Adjusting for short-term momentum and longer-term mean-reversion factors (defined below) reduces GMI’s ex ante risk premium to an annualized 4.6%, unchanged from July.
Both projections remain moderately below GMI’s historical performance for the trailing 10-year period through last month. The benchmark generated an annualized 5.8% risk premium over the decade through August 2018, comfortably above the current 5.0% expected long-run forecast for GMI.
The forecasting engine for the forward-looking estimates is an equilibrium methodology (defined below) that uses risk (return volatility), the relationship of assets (return correlation), and an assumption of GMI’s expected market pricing of risk (Sharpe ratio) as inputs. The data is based on historical market results starting in December 1997 — the earliest date that offers prices for all the major asset classes (e.g., inflation-indexed Treasuries began trading in the late-1990s). The “risk-free” rate is defined as the yield on zero-to-three-month Treasury bills.

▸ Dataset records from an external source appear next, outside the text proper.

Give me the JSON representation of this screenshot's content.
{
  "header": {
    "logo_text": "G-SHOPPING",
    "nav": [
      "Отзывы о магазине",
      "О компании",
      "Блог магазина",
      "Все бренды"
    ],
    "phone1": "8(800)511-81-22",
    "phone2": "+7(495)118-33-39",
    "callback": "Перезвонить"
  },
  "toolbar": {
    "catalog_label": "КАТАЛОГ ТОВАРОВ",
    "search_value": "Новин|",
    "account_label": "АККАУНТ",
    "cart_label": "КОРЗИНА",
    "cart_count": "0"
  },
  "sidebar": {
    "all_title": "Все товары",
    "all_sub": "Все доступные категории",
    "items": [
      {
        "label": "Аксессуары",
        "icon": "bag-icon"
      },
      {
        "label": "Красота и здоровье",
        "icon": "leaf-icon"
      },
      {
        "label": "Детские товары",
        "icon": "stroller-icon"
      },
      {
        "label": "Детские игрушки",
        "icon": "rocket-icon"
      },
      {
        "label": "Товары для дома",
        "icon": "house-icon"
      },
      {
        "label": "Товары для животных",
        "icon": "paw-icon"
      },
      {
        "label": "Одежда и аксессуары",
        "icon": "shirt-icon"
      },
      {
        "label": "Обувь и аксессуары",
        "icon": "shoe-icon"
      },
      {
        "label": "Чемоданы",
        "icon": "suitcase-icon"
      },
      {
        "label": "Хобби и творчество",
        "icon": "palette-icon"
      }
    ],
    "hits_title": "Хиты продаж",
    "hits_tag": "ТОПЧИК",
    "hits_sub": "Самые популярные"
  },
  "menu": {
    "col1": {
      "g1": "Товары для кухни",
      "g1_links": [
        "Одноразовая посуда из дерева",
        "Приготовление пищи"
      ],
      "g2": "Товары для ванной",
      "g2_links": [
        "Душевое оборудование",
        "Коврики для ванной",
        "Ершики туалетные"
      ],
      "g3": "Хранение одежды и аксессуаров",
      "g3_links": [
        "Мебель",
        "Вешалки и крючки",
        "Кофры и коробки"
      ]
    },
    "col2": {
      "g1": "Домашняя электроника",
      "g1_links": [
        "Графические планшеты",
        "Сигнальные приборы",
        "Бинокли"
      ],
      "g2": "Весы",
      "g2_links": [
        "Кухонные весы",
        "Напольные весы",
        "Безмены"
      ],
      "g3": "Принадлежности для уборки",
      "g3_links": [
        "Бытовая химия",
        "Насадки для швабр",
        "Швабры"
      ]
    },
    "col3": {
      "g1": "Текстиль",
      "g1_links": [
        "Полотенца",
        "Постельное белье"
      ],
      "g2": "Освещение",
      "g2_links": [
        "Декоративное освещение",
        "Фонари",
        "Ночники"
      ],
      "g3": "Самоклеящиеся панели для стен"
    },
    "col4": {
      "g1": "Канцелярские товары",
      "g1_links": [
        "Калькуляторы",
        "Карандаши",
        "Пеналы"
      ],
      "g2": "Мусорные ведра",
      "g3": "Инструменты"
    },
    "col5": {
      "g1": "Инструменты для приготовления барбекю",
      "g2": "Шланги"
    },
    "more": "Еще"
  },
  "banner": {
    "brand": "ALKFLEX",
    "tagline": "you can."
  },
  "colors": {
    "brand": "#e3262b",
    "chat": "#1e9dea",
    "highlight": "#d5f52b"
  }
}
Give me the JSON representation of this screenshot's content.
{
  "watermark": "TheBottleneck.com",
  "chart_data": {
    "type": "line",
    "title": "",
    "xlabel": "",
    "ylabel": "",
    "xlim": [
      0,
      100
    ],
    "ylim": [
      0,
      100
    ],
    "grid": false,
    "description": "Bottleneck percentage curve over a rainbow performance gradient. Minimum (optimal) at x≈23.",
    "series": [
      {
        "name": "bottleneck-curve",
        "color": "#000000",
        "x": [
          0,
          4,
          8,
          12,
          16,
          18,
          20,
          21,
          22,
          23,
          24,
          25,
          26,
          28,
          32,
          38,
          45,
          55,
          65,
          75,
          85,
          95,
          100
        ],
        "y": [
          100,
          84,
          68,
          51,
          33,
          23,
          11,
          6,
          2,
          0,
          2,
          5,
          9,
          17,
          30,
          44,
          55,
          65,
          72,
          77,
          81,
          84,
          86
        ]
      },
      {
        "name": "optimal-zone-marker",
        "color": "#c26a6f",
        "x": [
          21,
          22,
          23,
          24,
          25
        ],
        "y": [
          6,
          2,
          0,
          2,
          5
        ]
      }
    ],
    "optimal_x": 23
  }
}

For the underlying market components that comprise GMI, the unadjusted projections for risk premia currently range from a weak 0.2% annualized gain for US investment-grade bonds to a relatively strong 8.5% increase for equities in emerging markets over the long run.
All forecasts are likely to be wrong to some degree, but the projections for GMI are expected to be somewhat more reliable vs. the estimates for the individual asset classes. Predictions for the market components are subject to greater uncertainty compared with aggregating forecasts, a process that may cancel out some of the errors through time.